…plutôt que côtoyer l’enfer !
Philip Le Roy propose une anthologie de nouvelles noires “à lire avant de mourir”. Et certaines sont très, très noires ! Dans une note d’introduction, le nouvelliste explicite sa démarche en se référant à deux auteurs réputés dans le genre et développe ses propres conceptions. Il précise l’esprit qui l’a animé lors de l’écriture de ces textes, des textes parus sur son site.
Il a conçu ses nouvelles comme des cocktails Molotov qu’il lance contre l’hypocrisie : “…contre les belles façades d’un monde d’illusion et de faux bonheur. Des histoires monstrueuses pour mieux traquer la monstruosité de l’humanité.”

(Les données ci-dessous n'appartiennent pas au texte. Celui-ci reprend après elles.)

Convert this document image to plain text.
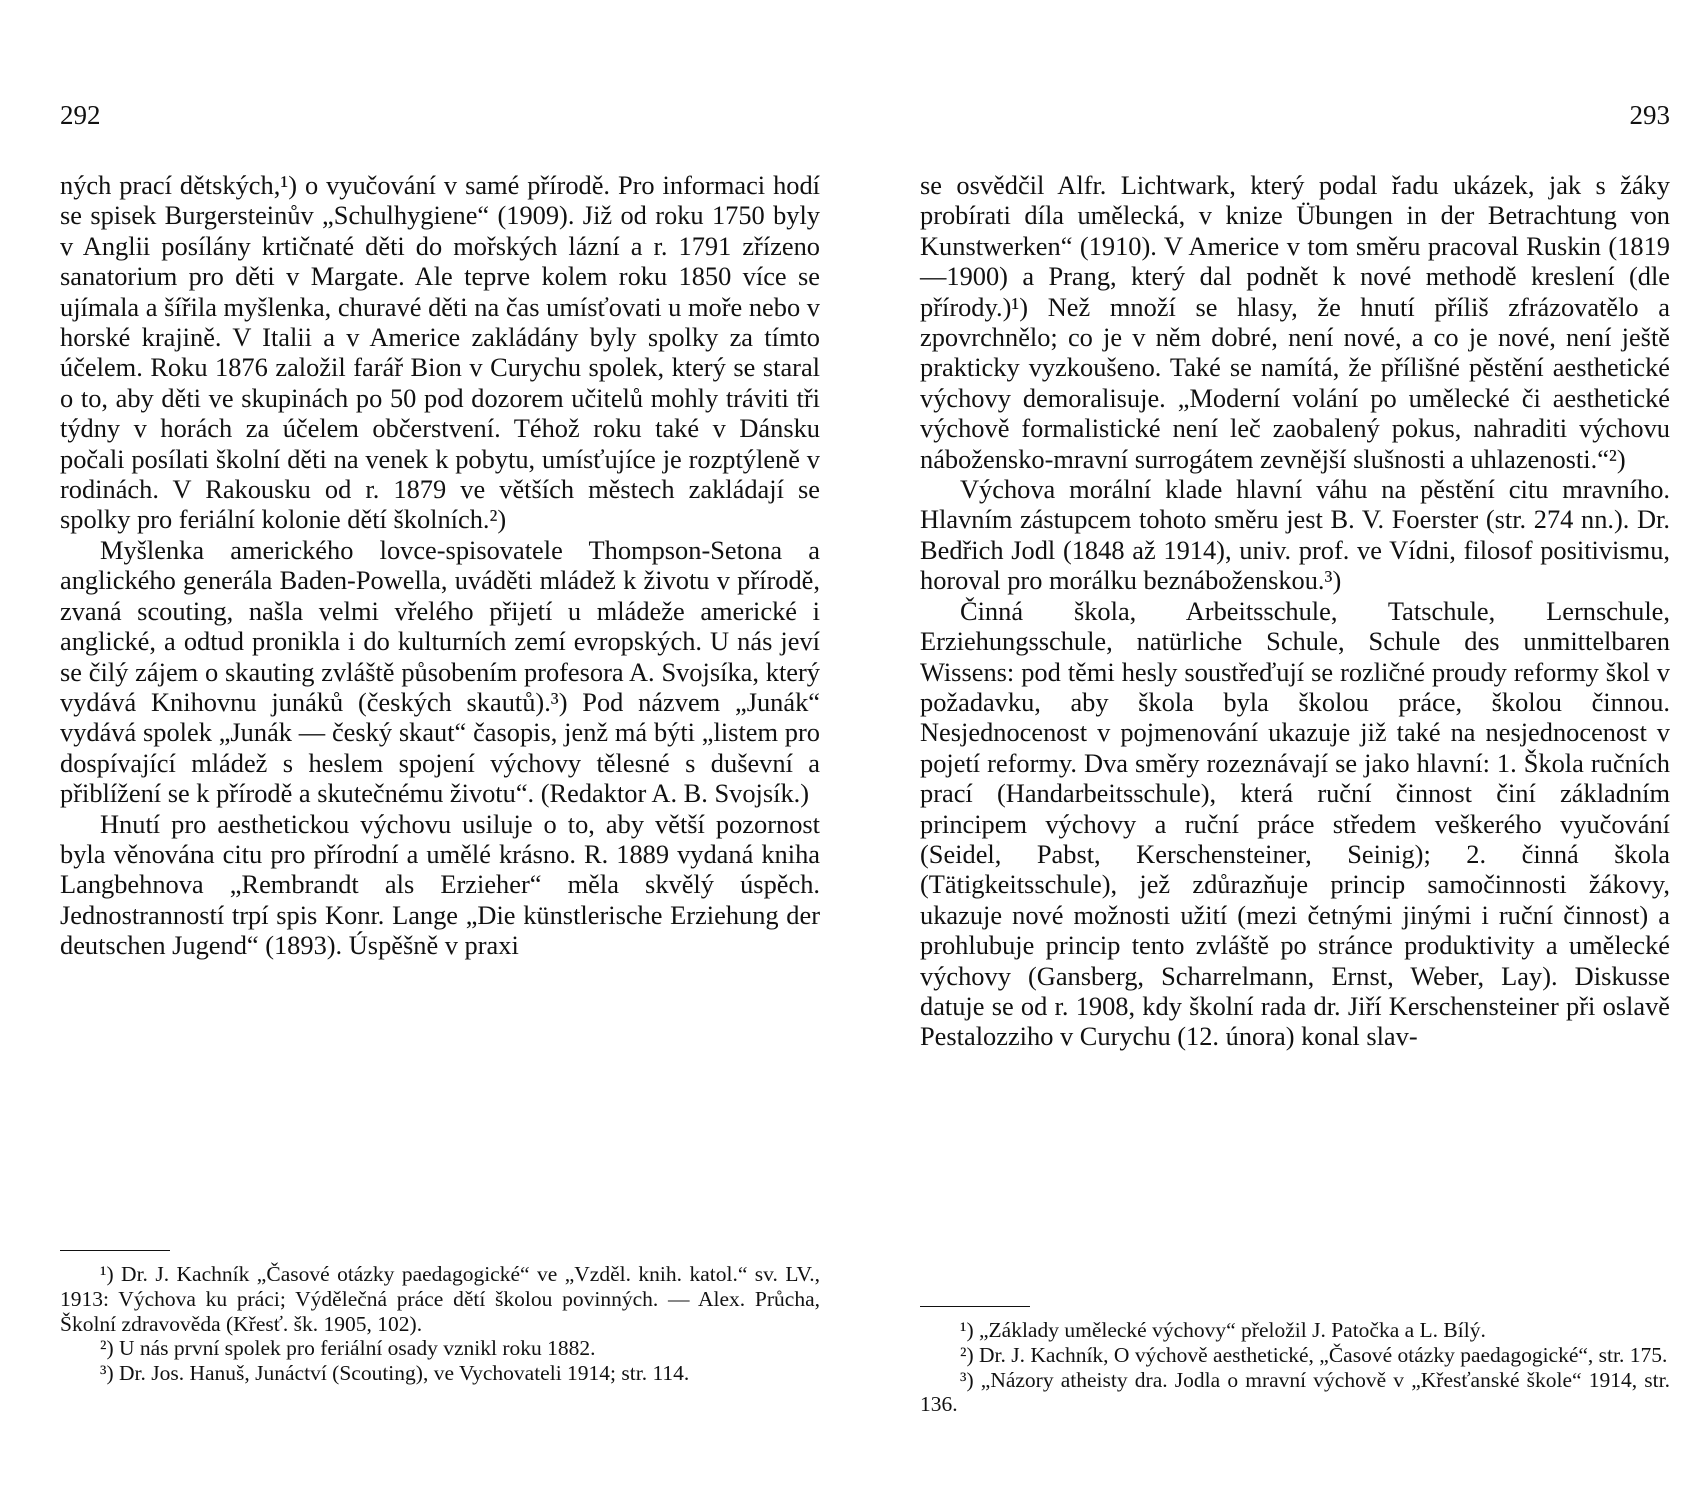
292

ných prací dětských,¹) o vyučování v samé přírodě. Pro informaci hodí se spisek Burgersteinův „Schulhygiene“ (1909). Již od roku 1750 byly v Anglii posílány krtičnaté děti do mořských lázní a r. 1791 zřízeno sanatorium pro děti v Margate. Ale teprve kolem roku 1850 více se ujímala a šířila myšlenka, churavé děti na čas umísťovati u moře nebo v horské krajině. V Italii a v Americe zakládány byly spolky za tímto účelem. Roku 1876 založil farář Bion v Curychu spolek, který se staral o to, aby děti ve skupinách po 50 pod dozorem učitelů mohly tráviti tři týdny v horách za účelem občerstvení. Téhož roku také v Dánsku počali posílati školní děti na venek k pobytu, umísťujíce je rozptýleně v rodinách. V Rakousku od r. 1879 ve větších městech zakládají se spolky pro feriální kolonie dětí školních.²)

Myšlenka amerického lovce-spisovatele Thompson-Setona a anglického generála Baden-Powella, uváděti mládež k životu v přírodě, zvaná scouting, našla velmi vřelého přijetí u mládeže americké i anglické, a odtud pronikla i do kulturních zemí evropských. U nás jeví se čilý zájem o skauting zvláště působením profesora A. Svojsíka, který vydává Knihovnu junáků (českých skautů).³) Pod názvem „Junák“ vydává spolek „Junák — český skaut“ časopis, jenž má býti „listem pro dospívající mládež s heslem spojení výchovy tělesné s duševní a přiblížení se k přírodě a skutečnému životu“. (Redaktor A. B. Svojsík.)

Hnutí pro aesthetickou výchovu usiluje o to, aby větší pozornost byla věnována citu pro přírodní a umělé krásno. R. 1889 vydaná kniha Langbehnova „Rembrandt als Erzieher“ měla skvělý úspěch. Jednostranností trpí spis Konr. Lange „Die künstlerische Erziehung der deutschen Jugend“ (1893). Úspěšně v praxi

¹) Dr. J. Kachník „Časové otázky paedagogické“ ve „Vzděl. knih. katol.“ sv. LV., 1913: Výchova ku práci; Výdělečná práce dětí školou povinných. — Alex. Průcha, Školní zdravověda (Křesť. šk. 1905, 102).

²) U nás první spolek pro feriální osady vznikl roku 1882.

³) Dr. Jos. Hanuš, Junáctví (Scouting), ve Vychovateli 1914; str. 114.

293

se osvědčil Alfr. Lichtwark, který podal řadu ukázek, jak s žáky probírati díla umělecká, v knize Übungen in der Betrachtung von Kunstwerken“ (1910). V Americe v tom směru pracoval Ruskin (1819—1900) a Prang, který dal podnět k nové methodě kreslení (dle přírody.)¹) Než množí se hlasy, že hnutí příliš zfrázovatělo a zpovrchnělo; co je v něm dobré, není nové, a co je nové, není ještě prakticky vyzkoušeno. Také se namítá, že přílišné pěstění aesthetické výchovy demoralisuje. „Moderní volání po umělecké či aesthetické výchově formalistické není leč zaobalený pokus, nahraditi výchovu nábožensko-mravní surrogátem zevnější slušnosti a uhlazenosti.“²)

Výchova morální klade hlavní váhu na pěstění citu mravního. Hlavním zástupcem tohoto směru jest B. V. Foerster (str. 274 nn.). Dr. Bedřich Jodl (1848 až 1914), univ. prof. ve Vídni, filosof positivismu, horoval pro morálku beznáboženskou.³)

Činná škola, Arbeitsschule, Tatschule, Lernschule, Erziehungsschule, natürliche Schule, Schule des unmittelbaren Wissens: pod těmi hesly soustřeďují se rozličné proudy reformy škol v požadavku, aby škola byla školou práce, školou činnou. Nesjednocenost v pojmenování ukazuje již také na nesjednocenost v pojetí reformy. Dva směry rozeznávají se jako hlavní: 1. Škola ručních prací (Handarbeitsschule), která ruční činnost činí základním principem výchovy a ruční práce středem veškerého vyučování (Seidel, Pabst, Kerschensteiner, Seinig); 2. činná škola (Tätigkeitsschule), jež zdůrazňuje princip samočinnosti žákovy, ukazuje nové možnosti užití (mezi četnými jinými i ruční činnost) a prohlubuje princip tento zvláště po stránce produktivity a umělecké výchovy (Gansberg, Scharrelmann, Ernst, Weber, Lay). Diskusse datuje se od r. 1908, kdy školní rada dr. Jiří Kerschensteiner při oslavě Pestalozziho v Curychu (12. února) konal slav-

¹) „Základy umělecké výchovy“ přeložil J. Patočka a L. Bílý.

²) Dr. J. Kachník, O výchově aesthetické, „Časové otázky paedagogické“, str. 175.

³) „Názory atheisty dra. Jodla o mravní výchově v „Křesťanské škole“ 1914, str. 136.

Il ouvre le bal avec un homme comblé par la vie qui écrase tout sur son passage jusqu’à… Une femme se venge de son époux d’une macabre façon. C’est une vieille dame qui… Ce sont deux accros aux jeux vidéo qui vont déclencher la guerre ultime, etc. Ses écrits comportent de quatre mots à huit mille sept-cent-quarante. Avec La plus courte histoire du monde, au titre plus long que le texte, il bat le record établi en son temps par Hemingway qui avait fait six mots “À vendre : chaussures bébé, jamais portées”.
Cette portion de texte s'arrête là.